And no doubt there were women doing just that. But the feminist argument doesn't work. If the problem was that women were at home rather than in paid work, then the increase in women going out to do paid work should be improving the situation. Fewer women should now be relying on pills and alcohol to get by.
But the opposite has happened. The reliance on pills and alcohol has increased considerably. For instance, in America the situation is as follows:
More than one in four American women took at least one drug for conditions like anxiety and depression last year, according to an analysis of prescription data.
So more than a quarter of American women are now taking anti-depressant or anti-anxiety drugs. And this is the situation in the UK when it comes to alcohol consumption in middle-class homes:
Millions of middle-class women are drinking far more alcohol than they thought, according to official figures revealed.

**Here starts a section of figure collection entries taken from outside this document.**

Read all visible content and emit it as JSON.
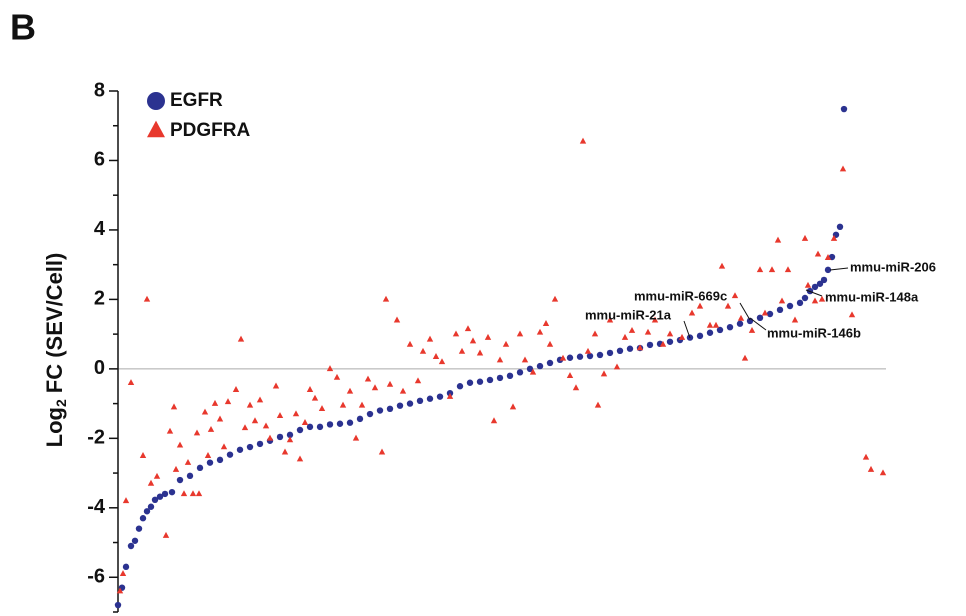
{
  "panel_label": "B",
  "chart_data": {
    "type": "scatter",
    "y_label": {
      "main": "Log",
      "sub": "2",
      "rest": "FC (SEV/Cell)"
    },
    "xlim": [
      0,
      310
    ],
    "ylim": [
      -7,
      8
    ],
    "yticks": [
      -6,
      -4,
      -2,
      0,
      2,
      4,
      6,
      8
    ],
    "yminor_ticks": [
      -7,
      -5,
      -3,
      -1,
      1,
      3,
      5,
      7
    ],
    "hline": 0,
    "legend": "top-left",
    "series": [
      {
        "name": "EGFR",
        "marker": "circle",
        "color": "#2b3290",
        "x": [
          0,
          1.6,
          3.2,
          5.2,
          6.8,
          8.4,
          10,
          11.6,
          13.2,
          14.8,
          16.8,
          18.8,
          21.6,
          24.8,
          28.8,
          32.8,
          36.8,
          40.8,
          44.8,
          48.8,
          52.8,
          56.8,
          60.8,
          64.8,
          68.8,
          72.8,
          76.8,
          80.8,
          84.8,
          88.8,
          92.8,
          96.8,
          100.8,
          104.8,
          108.8,
          112.8,
          116.8,
          120.8,
          124.8,
          128.8,
          132.8,
          136.8,
          140.8,
          144.8,
          148.8,
          152.8,
          156.8,
          160.8,
          164.8,
          168.8,
          172.8,
          176.8,
          180.8,
          184.8,
          188.8,
          192.8,
          196.8,
          200.8,
          204.8,
          208.8,
          212.8,
          216.8,
          220.8,
          224.8,
          228.8,
          232.8,
          236.8,
          240.8,
          244.8,
          248.8,
          252.8,
          256.8,
          260.8,
          264.8,
          268.8,
          272.8,
          274.8,
          276.8,
          278.8,
          280.8,
          282.4,
          284,
          285.6,
          287.2,
          288.8,
          290.4
        ],
        "values": [
          -6.8,
          -6.3,
          -5.7,
          -5.1,
          -4.95,
          -4.6,
          -4.3,
          -4.1,
          -3.97,
          -3.77,
          -3.68,
          -3.6,
          -3.55,
          -3.2,
          -3.08,
          -2.85,
          -2.7,
          -2.62,
          -2.47,
          -2.33,
          -2.25,
          -2.16,
          -2.07,
          -1.96,
          -1.9,
          -1.76,
          -1.67,
          -1.67,
          -1.6,
          -1.58,
          -1.55,
          -1.44,
          -1.3,
          -1.2,
          -1.15,
          -1.06,
          -1.0,
          -0.92,
          -0.86,
          -0.8,
          -0.7,
          -0.5,
          -0.4,
          -0.37,
          -0.32,
          -0.26,
          -0.2,
          -0.1,
          0,
          0.08,
          0.17,
          0.26,
          0.32,
          0.35,
          0.37,
          0.4,
          0.46,
          0.52,
          0.58,
          0.6,
          0.69,
          0.72,
          0.78,
          0.83,
          0.9,
          0.95,
          1.04,
          1.12,
          1.2,
          1.3,
          1.38,
          1.47,
          1.58,
          1.7,
          1.81,
          1.9,
          2.04,
          2.24,
          2.36,
          2.45,
          2.56,
          2.85,
          3.22,
          3.86,
          4.09,
          7.48
        ]
      },
      {
        "name": "PDGFRA",
        "marker": "triangle",
        "color": "#e8382d",
        "x": [
          0.8,
          2,
          3.2,
          5.2,
          10,
          11.6,
          13.2,
          15.6,
          19.2,
          20.8,
          22.4,
          23.2,
          24.8,
          26.4,
          28,
          30,
          31.6,
          32.4,
          34.8,
          36,
          37.2,
          38.8,
          40.8,
          42.4,
          44,
          47.2,
          49.2,
          50.8,
          52.8,
          54.8,
          56.8,
          59.2,
          60.8,
          63.2,
          64.8,
          66.8,
          68.8,
          71.2,
          72.8,
          74.8,
          76.8,
          78.8,
          81.6,
          84.8,
          87.6,
          90,
          92.8,
          95.2,
          97.6,
          100,
          102.8,
          105.6,
          107.2,
          108.8,
          111.6,
          114,
          116.8,
          120,
          122,
          124.8,
          127.2,
          129.6,
          132.8,
          135.2,
          137.6,
          140,
          142,
          144.8,
          148,
          150.4,
          152.8,
          155.2,
          158,
          160.8,
          162.8,
          166,
          168.8,
          171.2,
          172.8,
          174.8,
          178,
          180.8,
          183.2,
          186,
          188,
          190.8,
          192,
          194.4,
          196.8,
          199.6,
          202.8,
          205.6,
          208.8,
          212,
          214.8,
          218,
          220.8,
          225.6,
          229.6,
          232.8,
          236.8,
          239.2,
          241.6,
          244,
          246.8,
          249.2,
          250.8,
          253.6,
          256.8,
          258.8,
          261.6,
          264,
          265.6,
          268,
          270.8,
          274.8,
          276,
          278.8,
          280,
          281.6,
          284,
          286.4,
          290,
          293.6,
          299.2,
          301.2,
          306
        ],
        "values": [
          -6.4,
          -5.9,
          -3.8,
          -0.4,
          -2.5,
          2.0,
          -3.3,
          -3.1,
          -4.8,
          -1.8,
          -1.1,
          -2.9,
          -2.2,
          -3.6,
          -2.7,
          -3.6,
          -1.85,
          -3.6,
          -1.25,
          -2.5,
          -1.75,
          -1.0,
          -1.45,
          -2.25,
          -0.95,
          -0.6,
          0.85,
          -1.7,
          -1.05,
          -1.5,
          -0.9,
          -1.65,
          -2.0,
          -0.5,
          -1.35,
          -2.4,
          -2.05,
          -1.3,
          -2.6,
          -1.55,
          -0.6,
          -0.85,
          -1.15,
          0,
          -0.25,
          -1.05,
          -0.65,
          -2.0,
          -1.05,
          -0.3,
          -0.55,
          -2.4,
          2.0,
          -0.45,
          1.4,
          -0.65,
          0.7,
          -0.35,
          0.5,
          0.85,
          0.35,
          0.2,
          -0.8,
          1.0,
          0.5,
          1.15,
          0.8,
          0.45,
          0.9,
          -1.5,
          0.25,
          0.7,
          -1.1,
          1.0,
          0.25,
          -0.1,
          1.05,
          1.3,
          0.7,
          2.0,
          0.3,
          -0.2,
          -0.55,
          6.55,
          0.5,
          1.0,
          -1.05,
          -0.15,
          1.4,
          0.05,
          0.9,
          1.1,
          0.6,
          1.05,
          1.4,
          0.7,
          1.0,
          0.9,
          1.6,
          1.8,
          1.25,
          1.25,
          2.95,
          1.8,
          2.1,
          1.45,
          0.3,
          1.1,
          2.85,
          1.6,
          2.85,
          3.7,
          1.95,
          2.85,
          1.4,
          3.75,
          2.4,
          1.95,
          3.3,
          2.0,
          3.2,
          3.75,
          5.75,
          1.55,
          -2.55,
          -2.9,
          -3.0
        ]
      }
    ],
    "annotations": [
      "mmu-miR-206",
      "mmu-miR-148a",
      "mmu-miR-669c",
      "mmu-miR-21a",
      "mmu-miR-146b"
    ]
  }
}
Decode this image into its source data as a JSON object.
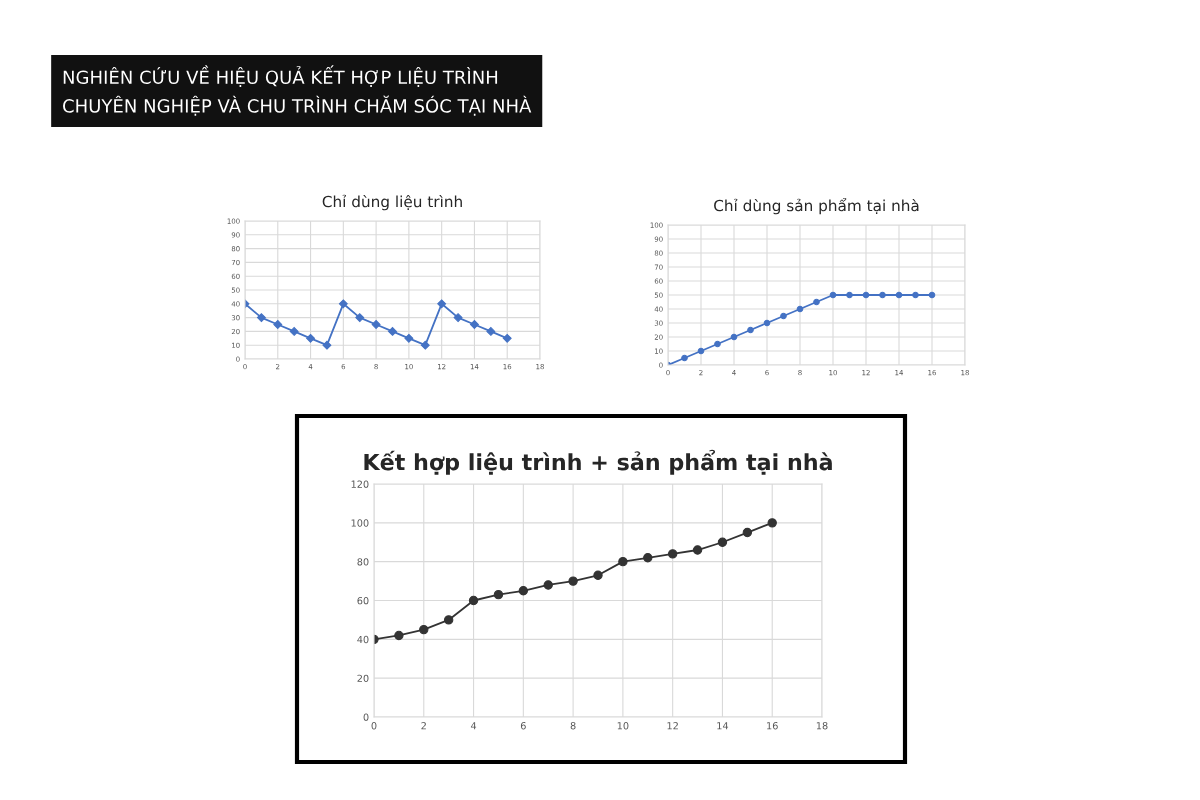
{
  "chart_data": [
    {
      "type": "line",
      "title": "Chỉ dùng liệu trình",
      "annotations": [
        "NGHIÊN CỨU VỀ HIỆU QUẢ KẾT HỢP LIỆU TRÌNH\nCHUYÊN NGHIỆP VÀ CHU TRÌNH CHĂM SÓC TẠI NHÀ"
      ],
      "x": [
        0,
        1,
        2,
        3,
        4,
        5,
        6,
        7,
        8,
        9,
        10,
        11,
        12,
        13,
        14,
        15,
        16
      ],
      "series": [
        {
          "color": "#4472c4",
          "values": [
            40,
            30,
            25,
            20,
            15,
            10,
            40,
            30,
            25,
            20,
            15,
            10,
            40,
            30,
            25,
            20,
            15
          ]
        }
      ],
      "xlim": [
        0,
        18
      ],
      "xticks": [
        0,
        2,
        4,
        6,
        8,
        10,
        12,
        14,
        16,
        18
      ],
      "ylim": [
        0,
        100
      ],
      "yticks": [
        0,
        10,
        20,
        30,
        40,
        50,
        60,
        70,
        80,
        90,
        100
      ],
      "grid": true,
      "marker": "diamond",
      "line_style": "solid"
    },
    {
      "type": "line",
      "title": "Chỉ dùng sản phẩm tại nhà",
      "x": [
        0,
        1,
        2,
        3,
        4,
        5,
        6,
        7,
        8,
        9,
        10,
        11,
        12,
        13,
        14,
        15,
        16
      ],
      "series": [
        {
          "color": "#4472c4",
          "values": [
            0,
            5,
            10,
            15,
            20,
            25,
            30,
            35,
            40,
            45,
            50,
            50,
            50,
            50,
            50,
            50,
            50
          ]
        }
      ],
      "xlim": [
        0,
        18
      ],
      "xticks": [
        0,
        2,
        4,
        6,
        8,
        10,
        12,
        14,
        16,
        18
      ],
      "ylim": [
        0,
        100
      ],
      "yticks": [
        0,
        10,
        20,
        30,
        40,
        50,
        60,
        70,
        80,
        90,
        100
      ],
      "grid": true,
      "marker": "circle",
      "line_style": "solid"
    },
    {
      "type": "line",
      "title": "Kết hợp liệu trình + sản phẩm tại nhà",
      "x": [
        0,
        1,
        2,
        3,
        4,
        5,
        6,
        7,
        8,
        9,
        10,
        11,
        12,
        13,
        14,
        15,
        16
      ],
      "series": [
        {
          "color": "#333333",
          "values": [
            40,
            42,
            45,
            50,
            60,
            63,
            65,
            68,
            70,
            73,
            80,
            82,
            84,
            86,
            90,
            95,
            100
          ]
        }
      ],
      "xlim": [
        0,
        18
      ],
      "xticks": [
        0,
        2,
        4,
        6,
        8,
        10,
        12,
        14,
        16,
        18
      ],
      "ylim": [
        0,
        120
      ],
      "yticks": [
        0,
        20,
        40,
        60,
        80,
        100,
        120
      ],
      "grid": true,
      "marker": "circle",
      "line_style": "solid"
    }
  ]
}
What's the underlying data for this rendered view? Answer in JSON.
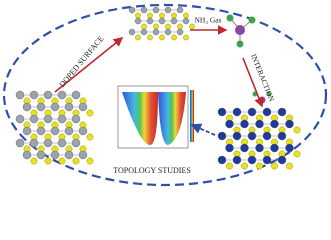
{
  "labels": {
    "doped_surface": "DOPED SURFACE",
    "gas": "NH₃ Gas",
    "interaction": "INTERACTION",
    "topology": "TOPOLOGY STUDIES"
  }
}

...up to a third of women are drinking beyond safe limits every week - much higher than previous estimates.
The shock statistics also reveal the more you earn, the more you drink - with those in higher income groups consuming 30 per cent more alcohol than the working classes.
It confirms the warning by Public Health Minister Dawn Primarolo last year when she said the most serious drinking problem was from middleclass, middle-aged people.
She told MPs: "That is where the serious and dramatic harm is increasing."
The ONS found that those in managerial and professional jobs drink 15.1 units a week, against 11.6 for those in routine and manual occupations.
Those in the very highest income brackets have even more.
Sarah Jarvis, a GP in London, said: "This is not scaremongering - this is a disaster.
"Older people think that because they are not going out vomiting in the street they are not binge drinkers but it is simply not true.
"I see thirty-somethings and forty-somethings with real health problems.
"A lot of them are holding down full-time jobs and don't think they have a problem.
"These people share a bottle of wine with their partner every night as well as having gin and tonics before supper."
The proportion of women drinking too much has leapt from a fifth to a third under the new calculations...
So according to official figures one in three women in the UK exceed safe alcohol consumption, with the problem being more acute amongst high earners.